Hi everyone,
I'm facing issue with FSCrawler and OCR:
I have a small PDF datasets. Some are filled with "real" text and others with scanned text.
When I activate the OCR module, I received this message:
" [I regret that I couldn’t find an OCR parser to handle image/ocr-png.Please set the OCR_STRATEGY to NO_OCR or configure yourOCR parser correctly]"
I am aware that another topic was opened on this subjet, but it is closed and I wasn' able to found a solution to my issue.
I am using the following version:
- Elasticsearch/Kibana v7.11.2
- FSCrawler es7-2.9
- Tesseract-OCR v5.0.1 (2022-01-18)
I also tried with th 2.10-Snapshot version, with the same result.

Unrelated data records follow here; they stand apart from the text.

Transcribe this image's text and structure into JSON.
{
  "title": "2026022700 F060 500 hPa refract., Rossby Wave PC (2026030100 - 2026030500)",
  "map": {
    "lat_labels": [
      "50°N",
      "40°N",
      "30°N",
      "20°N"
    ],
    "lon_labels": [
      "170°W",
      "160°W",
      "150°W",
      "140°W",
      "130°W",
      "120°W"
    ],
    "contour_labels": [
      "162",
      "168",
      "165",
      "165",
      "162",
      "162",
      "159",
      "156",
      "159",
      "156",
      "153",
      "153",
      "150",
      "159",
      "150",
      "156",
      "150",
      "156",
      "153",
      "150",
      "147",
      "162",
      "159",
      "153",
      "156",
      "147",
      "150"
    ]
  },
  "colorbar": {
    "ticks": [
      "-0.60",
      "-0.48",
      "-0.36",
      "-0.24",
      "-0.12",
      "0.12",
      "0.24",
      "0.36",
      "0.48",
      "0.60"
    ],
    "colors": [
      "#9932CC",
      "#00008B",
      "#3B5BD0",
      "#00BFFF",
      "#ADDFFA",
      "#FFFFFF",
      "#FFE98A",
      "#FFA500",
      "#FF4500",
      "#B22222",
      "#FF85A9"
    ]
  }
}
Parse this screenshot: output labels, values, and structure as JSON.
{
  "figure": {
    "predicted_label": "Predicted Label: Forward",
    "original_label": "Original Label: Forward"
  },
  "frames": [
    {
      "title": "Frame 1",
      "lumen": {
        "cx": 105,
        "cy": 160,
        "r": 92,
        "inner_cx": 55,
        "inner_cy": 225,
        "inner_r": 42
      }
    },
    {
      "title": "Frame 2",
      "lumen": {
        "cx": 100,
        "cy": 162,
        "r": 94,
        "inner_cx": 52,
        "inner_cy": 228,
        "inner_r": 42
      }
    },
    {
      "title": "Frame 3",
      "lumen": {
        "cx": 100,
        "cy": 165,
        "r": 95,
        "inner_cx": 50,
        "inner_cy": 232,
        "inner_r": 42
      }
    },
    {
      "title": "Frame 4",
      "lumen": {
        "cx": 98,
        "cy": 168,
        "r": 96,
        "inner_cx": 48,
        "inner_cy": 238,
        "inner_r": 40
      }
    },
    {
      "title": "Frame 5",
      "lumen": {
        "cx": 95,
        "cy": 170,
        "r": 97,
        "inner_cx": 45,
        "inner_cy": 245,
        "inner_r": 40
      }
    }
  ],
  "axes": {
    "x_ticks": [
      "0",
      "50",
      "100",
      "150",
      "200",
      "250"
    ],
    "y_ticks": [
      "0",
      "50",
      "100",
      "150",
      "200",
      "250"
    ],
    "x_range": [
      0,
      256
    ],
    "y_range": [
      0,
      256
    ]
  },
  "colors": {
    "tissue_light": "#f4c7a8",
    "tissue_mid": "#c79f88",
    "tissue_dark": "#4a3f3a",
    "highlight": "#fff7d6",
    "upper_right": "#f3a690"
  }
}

I think, I have well configure the crawler, but, as I am not an IT expert, I paste below the _settings.yaml file:
name: "sample_pdf"
# required
fs:
# define a "local" file path crawler, if running inside a docker container this must be the path INSIDE the container
url: "\\\\xxxxxxxxxxxxxxxxx\\ElasticDataTest\\OldPDF"
follow_symlink: false
remove_deleted: true
continue_on_error: false
# scan every 5 minutes for changes in url defined above
update_rate: "24h"
# opional: define includes and excludes, "~" files are excluded by default if not defined below
excludes:
- "/~"
# special handling of JSON files, should only be used if ALL files are JSON
json_support: false
add_as_inner_object: false
# special handling of XML files, should only be used if ALL files are XML
xml_support: false
# use MD5 from filename (instead of filename) if set to false
filename_as_id: false
# include size ot file in index
add_filesize: true
# inlcude user/group of file only if needed
attributes_support: false
# do you REALLY want to store every file as a copy in the index ? Then set this to true
store_source: false
# you may want to store (partial) content of the file (see indexed_chars)
index_content: true
# how much data from the content of the file should be indexed (and stored inside the index), set to 0 if you need checksum, but no content at all to be indexed
#indexed_chars: "0"
indexed_chars: "100%"
# usually file metadata will be stored in separate fields, if you want to keep the original set, set this to true
raw_metadata: false
# optional: add checksum meta (requires index_content to be set to true)
checksum: "MD5"
# recommmended, but will create another index
index_folders: true
lang_detect: true
ocr:
enabled: true
pdf_strategy: "ocr_and_text"
language: "eng+fra"
path: "C:\\Program Files\\Tesseract-OCR"
data_path: "C:\\Program Files\\Tesseract-OCR\\tessdata"
# required
elasticsearch:
nodes:
# With URL
- url: "http://xxxxxx:9200"
bulk_size: 1000
flush_interval: "5s"
byte_size: "10mb"`
Everything is running on an old Windows Server 2012 R2 server.